Department of Biology, Massachusetts Institute of Technology, Cambridge, Massachusetts, U.S.A.
Epilepsia. 2014 Nov;55(11):1844-53. doi: 10.1111/epi.12790. Epub 2014 Sep 19.
Anterior temporal lobectomy is curative for many patients with disabling medically refractory temporal lobe epilepsy, but carries an inherent risk of disabling verbal memory loss. Although accurate prediction of iatrogenic memory loss is becoming increasingly possible, it remains unclear how much weight such predictions should have in surgical decision making.
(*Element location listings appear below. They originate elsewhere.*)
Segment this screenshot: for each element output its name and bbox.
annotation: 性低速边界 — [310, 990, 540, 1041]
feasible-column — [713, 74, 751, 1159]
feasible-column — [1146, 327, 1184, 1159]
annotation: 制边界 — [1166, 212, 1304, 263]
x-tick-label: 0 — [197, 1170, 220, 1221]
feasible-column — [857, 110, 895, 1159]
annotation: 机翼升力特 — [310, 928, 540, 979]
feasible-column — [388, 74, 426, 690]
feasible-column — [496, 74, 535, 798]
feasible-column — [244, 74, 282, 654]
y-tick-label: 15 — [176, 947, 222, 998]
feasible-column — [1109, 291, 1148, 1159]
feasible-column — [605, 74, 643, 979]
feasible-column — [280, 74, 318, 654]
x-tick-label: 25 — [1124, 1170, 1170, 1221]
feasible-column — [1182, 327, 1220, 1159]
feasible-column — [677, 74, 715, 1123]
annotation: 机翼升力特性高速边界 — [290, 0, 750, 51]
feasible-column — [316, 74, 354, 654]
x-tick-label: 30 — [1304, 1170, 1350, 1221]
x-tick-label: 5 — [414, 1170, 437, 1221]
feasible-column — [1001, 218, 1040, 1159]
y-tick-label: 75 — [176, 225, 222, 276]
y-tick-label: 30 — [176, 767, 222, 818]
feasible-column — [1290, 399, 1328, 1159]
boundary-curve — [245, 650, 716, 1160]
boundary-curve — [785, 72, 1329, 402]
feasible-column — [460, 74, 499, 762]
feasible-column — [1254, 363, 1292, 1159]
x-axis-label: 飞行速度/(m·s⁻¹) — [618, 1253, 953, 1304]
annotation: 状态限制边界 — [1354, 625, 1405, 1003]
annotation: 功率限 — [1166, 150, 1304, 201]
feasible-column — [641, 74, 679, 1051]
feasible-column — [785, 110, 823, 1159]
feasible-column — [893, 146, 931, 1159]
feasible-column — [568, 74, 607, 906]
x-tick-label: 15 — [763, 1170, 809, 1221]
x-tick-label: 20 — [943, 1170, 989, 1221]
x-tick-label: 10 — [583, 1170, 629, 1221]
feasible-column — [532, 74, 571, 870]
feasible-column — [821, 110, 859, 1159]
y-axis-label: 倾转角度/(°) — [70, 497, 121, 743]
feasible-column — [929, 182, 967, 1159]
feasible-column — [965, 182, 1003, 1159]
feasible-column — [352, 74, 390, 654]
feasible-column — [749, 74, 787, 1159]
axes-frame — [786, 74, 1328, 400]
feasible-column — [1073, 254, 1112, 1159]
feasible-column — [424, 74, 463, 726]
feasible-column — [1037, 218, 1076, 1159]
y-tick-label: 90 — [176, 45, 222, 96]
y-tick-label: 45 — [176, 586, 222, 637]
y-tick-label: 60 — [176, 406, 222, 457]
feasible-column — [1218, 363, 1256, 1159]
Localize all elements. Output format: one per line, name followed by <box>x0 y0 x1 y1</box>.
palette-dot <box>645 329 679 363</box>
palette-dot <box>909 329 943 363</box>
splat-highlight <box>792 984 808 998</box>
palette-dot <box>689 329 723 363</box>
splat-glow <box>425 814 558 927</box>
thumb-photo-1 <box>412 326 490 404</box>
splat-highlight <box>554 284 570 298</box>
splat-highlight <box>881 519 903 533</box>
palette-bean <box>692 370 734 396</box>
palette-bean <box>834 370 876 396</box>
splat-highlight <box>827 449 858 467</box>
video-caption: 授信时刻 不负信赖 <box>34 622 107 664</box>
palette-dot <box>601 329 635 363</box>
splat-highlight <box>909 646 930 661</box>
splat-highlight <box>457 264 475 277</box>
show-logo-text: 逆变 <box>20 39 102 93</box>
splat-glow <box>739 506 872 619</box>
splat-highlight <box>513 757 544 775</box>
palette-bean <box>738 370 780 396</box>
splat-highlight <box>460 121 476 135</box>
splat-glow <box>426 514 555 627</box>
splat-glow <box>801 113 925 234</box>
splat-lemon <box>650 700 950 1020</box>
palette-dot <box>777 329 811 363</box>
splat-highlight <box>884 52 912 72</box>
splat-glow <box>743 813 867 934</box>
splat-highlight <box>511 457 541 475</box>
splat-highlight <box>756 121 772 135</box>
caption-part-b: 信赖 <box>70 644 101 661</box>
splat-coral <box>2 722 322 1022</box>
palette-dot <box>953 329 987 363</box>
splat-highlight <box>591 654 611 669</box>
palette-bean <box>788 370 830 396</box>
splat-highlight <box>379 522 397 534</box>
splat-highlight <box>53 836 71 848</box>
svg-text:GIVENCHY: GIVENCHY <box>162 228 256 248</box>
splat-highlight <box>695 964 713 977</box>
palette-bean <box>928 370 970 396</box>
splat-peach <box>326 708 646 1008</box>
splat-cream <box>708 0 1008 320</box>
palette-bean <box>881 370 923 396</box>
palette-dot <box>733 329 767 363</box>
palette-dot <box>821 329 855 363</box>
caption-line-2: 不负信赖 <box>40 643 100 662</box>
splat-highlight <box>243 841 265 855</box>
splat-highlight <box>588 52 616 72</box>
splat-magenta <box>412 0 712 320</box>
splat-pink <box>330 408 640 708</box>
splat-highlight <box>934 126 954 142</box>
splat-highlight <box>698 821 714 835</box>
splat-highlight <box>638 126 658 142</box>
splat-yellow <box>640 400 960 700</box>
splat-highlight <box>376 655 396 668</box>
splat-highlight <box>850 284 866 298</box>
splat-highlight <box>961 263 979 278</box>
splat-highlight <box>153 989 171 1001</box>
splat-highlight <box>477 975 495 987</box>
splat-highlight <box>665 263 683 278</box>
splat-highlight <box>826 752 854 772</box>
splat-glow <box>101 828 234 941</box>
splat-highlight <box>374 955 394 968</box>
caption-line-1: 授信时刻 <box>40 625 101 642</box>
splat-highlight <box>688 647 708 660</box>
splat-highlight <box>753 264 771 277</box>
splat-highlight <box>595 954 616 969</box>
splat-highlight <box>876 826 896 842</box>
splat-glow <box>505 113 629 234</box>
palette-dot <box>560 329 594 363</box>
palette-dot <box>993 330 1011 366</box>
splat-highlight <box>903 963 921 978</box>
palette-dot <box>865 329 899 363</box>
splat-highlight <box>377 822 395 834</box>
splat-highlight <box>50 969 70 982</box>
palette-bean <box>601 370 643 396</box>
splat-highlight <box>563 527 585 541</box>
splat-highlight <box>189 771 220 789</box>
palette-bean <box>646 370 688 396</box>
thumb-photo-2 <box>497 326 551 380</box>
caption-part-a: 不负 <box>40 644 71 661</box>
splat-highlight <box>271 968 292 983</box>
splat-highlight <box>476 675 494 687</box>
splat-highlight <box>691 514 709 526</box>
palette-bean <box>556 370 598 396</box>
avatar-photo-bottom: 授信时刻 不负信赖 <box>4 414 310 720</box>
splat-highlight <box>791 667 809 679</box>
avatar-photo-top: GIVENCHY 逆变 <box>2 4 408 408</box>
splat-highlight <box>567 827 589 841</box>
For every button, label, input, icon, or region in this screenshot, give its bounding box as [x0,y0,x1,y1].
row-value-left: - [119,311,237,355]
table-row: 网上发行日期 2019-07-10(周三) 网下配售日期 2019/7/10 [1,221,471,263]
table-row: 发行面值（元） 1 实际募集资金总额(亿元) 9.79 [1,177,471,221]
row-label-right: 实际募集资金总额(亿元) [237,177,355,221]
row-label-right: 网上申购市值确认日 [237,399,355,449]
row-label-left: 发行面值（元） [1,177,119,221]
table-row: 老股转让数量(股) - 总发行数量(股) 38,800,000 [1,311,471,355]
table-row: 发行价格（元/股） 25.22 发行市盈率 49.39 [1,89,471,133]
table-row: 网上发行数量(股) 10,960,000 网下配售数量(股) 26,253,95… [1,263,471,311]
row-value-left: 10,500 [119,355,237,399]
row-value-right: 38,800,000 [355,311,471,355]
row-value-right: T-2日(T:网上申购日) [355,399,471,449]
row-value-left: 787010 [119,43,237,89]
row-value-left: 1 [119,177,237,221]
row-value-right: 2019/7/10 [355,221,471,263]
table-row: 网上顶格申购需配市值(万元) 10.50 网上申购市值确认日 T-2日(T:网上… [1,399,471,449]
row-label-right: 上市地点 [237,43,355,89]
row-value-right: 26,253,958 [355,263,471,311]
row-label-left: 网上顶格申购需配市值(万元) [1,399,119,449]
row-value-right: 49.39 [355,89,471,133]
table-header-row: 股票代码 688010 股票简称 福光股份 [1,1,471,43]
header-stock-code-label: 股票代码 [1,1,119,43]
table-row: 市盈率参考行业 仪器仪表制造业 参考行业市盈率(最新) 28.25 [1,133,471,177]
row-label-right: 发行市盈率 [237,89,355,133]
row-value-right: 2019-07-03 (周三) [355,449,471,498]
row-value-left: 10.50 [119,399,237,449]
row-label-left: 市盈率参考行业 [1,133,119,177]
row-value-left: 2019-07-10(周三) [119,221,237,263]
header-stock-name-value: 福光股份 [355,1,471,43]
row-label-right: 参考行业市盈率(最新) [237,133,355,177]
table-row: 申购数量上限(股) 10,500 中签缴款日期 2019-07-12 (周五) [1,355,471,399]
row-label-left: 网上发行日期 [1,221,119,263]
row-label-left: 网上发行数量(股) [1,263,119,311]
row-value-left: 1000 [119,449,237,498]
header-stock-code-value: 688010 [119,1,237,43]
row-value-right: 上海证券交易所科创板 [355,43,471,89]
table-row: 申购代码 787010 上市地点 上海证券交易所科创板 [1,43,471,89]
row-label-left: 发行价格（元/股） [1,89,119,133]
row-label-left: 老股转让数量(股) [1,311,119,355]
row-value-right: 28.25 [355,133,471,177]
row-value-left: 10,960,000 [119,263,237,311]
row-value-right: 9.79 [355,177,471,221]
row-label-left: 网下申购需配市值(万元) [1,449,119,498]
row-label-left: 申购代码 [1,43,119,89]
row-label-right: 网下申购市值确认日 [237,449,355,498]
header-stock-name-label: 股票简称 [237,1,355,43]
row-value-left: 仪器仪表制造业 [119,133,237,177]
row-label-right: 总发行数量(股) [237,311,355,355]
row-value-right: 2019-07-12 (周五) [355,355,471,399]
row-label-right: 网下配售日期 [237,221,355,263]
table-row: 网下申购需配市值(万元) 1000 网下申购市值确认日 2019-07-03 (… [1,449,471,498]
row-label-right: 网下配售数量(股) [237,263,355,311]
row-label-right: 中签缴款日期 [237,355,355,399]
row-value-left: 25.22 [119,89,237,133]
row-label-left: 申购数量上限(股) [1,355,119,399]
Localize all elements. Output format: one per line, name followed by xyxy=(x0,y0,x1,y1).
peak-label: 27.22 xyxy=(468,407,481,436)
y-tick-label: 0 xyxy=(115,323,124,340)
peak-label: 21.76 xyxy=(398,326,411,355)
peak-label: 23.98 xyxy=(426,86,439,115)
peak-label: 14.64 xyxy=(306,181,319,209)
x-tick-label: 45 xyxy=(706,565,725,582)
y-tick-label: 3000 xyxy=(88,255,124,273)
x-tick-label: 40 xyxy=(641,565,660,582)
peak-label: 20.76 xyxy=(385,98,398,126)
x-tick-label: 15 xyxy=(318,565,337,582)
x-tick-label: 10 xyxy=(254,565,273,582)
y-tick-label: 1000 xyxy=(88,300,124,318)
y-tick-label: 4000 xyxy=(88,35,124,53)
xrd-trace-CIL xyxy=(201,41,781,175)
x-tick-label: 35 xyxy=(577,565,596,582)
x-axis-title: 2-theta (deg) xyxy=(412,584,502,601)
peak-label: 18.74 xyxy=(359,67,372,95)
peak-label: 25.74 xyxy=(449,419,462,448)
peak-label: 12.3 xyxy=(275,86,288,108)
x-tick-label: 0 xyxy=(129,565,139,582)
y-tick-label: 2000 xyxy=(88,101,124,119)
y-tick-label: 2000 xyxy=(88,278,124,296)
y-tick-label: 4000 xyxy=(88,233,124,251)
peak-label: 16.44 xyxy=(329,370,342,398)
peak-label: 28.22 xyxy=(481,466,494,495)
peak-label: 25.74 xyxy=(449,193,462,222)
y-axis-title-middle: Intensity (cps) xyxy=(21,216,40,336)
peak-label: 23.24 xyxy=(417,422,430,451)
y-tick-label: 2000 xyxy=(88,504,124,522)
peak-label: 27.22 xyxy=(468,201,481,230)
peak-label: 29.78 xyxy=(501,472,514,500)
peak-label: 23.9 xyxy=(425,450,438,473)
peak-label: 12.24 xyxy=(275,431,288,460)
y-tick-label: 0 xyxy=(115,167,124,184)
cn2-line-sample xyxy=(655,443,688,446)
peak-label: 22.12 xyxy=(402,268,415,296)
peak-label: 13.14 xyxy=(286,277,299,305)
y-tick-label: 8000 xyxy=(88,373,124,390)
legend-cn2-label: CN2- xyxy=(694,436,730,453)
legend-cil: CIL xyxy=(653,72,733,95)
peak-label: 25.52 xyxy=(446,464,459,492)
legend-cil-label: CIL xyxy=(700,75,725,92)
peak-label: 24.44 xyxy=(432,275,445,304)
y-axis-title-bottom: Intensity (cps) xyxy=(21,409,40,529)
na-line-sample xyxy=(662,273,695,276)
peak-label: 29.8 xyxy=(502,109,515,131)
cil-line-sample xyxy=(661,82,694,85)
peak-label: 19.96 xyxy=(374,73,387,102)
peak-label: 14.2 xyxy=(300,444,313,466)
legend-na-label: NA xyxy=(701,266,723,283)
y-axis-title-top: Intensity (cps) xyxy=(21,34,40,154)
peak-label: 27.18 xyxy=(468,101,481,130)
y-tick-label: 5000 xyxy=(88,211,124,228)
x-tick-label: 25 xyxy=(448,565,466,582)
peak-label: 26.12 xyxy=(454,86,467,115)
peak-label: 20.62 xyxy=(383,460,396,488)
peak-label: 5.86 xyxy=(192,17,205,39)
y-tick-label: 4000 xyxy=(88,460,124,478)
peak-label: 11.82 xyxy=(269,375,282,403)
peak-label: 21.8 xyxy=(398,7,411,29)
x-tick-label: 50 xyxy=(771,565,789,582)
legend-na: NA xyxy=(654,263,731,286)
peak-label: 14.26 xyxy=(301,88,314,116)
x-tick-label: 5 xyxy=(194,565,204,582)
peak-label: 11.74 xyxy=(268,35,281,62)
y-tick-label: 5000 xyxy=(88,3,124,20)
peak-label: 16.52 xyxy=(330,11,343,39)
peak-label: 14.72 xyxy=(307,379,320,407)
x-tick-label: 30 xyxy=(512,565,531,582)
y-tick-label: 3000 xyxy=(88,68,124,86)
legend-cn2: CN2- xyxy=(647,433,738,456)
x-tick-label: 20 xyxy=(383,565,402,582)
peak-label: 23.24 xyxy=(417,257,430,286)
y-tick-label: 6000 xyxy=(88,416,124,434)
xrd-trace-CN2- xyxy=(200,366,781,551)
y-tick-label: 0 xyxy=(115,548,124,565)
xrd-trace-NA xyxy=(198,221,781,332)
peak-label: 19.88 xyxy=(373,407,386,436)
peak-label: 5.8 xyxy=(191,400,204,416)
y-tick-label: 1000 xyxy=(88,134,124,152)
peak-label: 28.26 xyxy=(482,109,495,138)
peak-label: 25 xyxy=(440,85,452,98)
Here we aim to create a framework that facilitates a systematic and integrated assessment of the relative risks and benefits of surgery versus medical management for patients with left temporal lobe epilepsy.
We constructed a Markov decision model to evaluate the probabilistic outcomes and associated health utilities associated with choosing to undergo a left anterior temporal lobectomy versus continuing with medical management for patients with medically refractory left temporal lobe epilepsy. Three base-cases were considered, representing a spectrum of surgical candidates encountered in practice, with varying degrees of epilepsy-related disability and potential for decreased quality of life in response to post-surgical verbal memory deficits.
For patients with moderately severe seizures and moderate risk of verbal memory loss, medical management was the preferred decision, with increased quality-adjusted life expectancy. However, the preferred choice was sensitive to clinically meaningful changes in several parameters, including quality of life impact of verbal memory decline, quality of life with seizures, mortality rate with medical management, probability of remission following surgery, and probability of remission with medical management.
Our decision model suggests that for patients with left temporal lobe epilepsy, quantitative assessment of risk and benefit should guide recommendation of therapy. In particular, risk for and potential impact of verbal memory decline should be carefully weighed against the degree of disability conferred by continued seizures on a patient-by-patient basis.
对于许多患有药物难治性颞叶癫痫且致残的患者来说,前颞叶切除术是一种有效的治疗方法,但会带来言语记忆丧失的固有风险。尽管预测医源性记忆丧失的准确性越来越高,但仍不清楚这些预测在手术决策中应占多大比重。在这里,我们旨在建立一个框架,以便系统地综合评估手术与药物治疗对左侧颞叶癫痫患者的相对风险和益处。
我们构建了一个马尔可夫决策模型,以评估选择接受左侧前颞叶切除术与继续药物治疗对药物难治性左侧颞叶癫痫患者的概率结果和相关健康效用。考虑了三种基本情况,代表了实践中遇到的一系列手术候选者,他们具有不同程度的癫痫相关残疾和术后言语记忆缺陷对生活质量的潜在影响。
对于中度严重发作和言语记忆丧失风险中等的患者,药物治疗是首选决策,可提高质量调整生命预期。然而,首选决策对几个参数的临床意义变化很敏感,包括言语记忆下降对生活质量的影响、癫痫发作时的生活质量、药物治疗的死亡率、手术缓解的概率以及药物治疗的缓解概率。
我们的决策模型表明,对于左侧颞叶癫痫患者,风险和益处的定量评估应指导治疗建议。特别是,应根据言语记忆减退的风险和潜在影响,以及持续癫痫发作对患者的残疾程度,在患者个体基础上仔细权衡。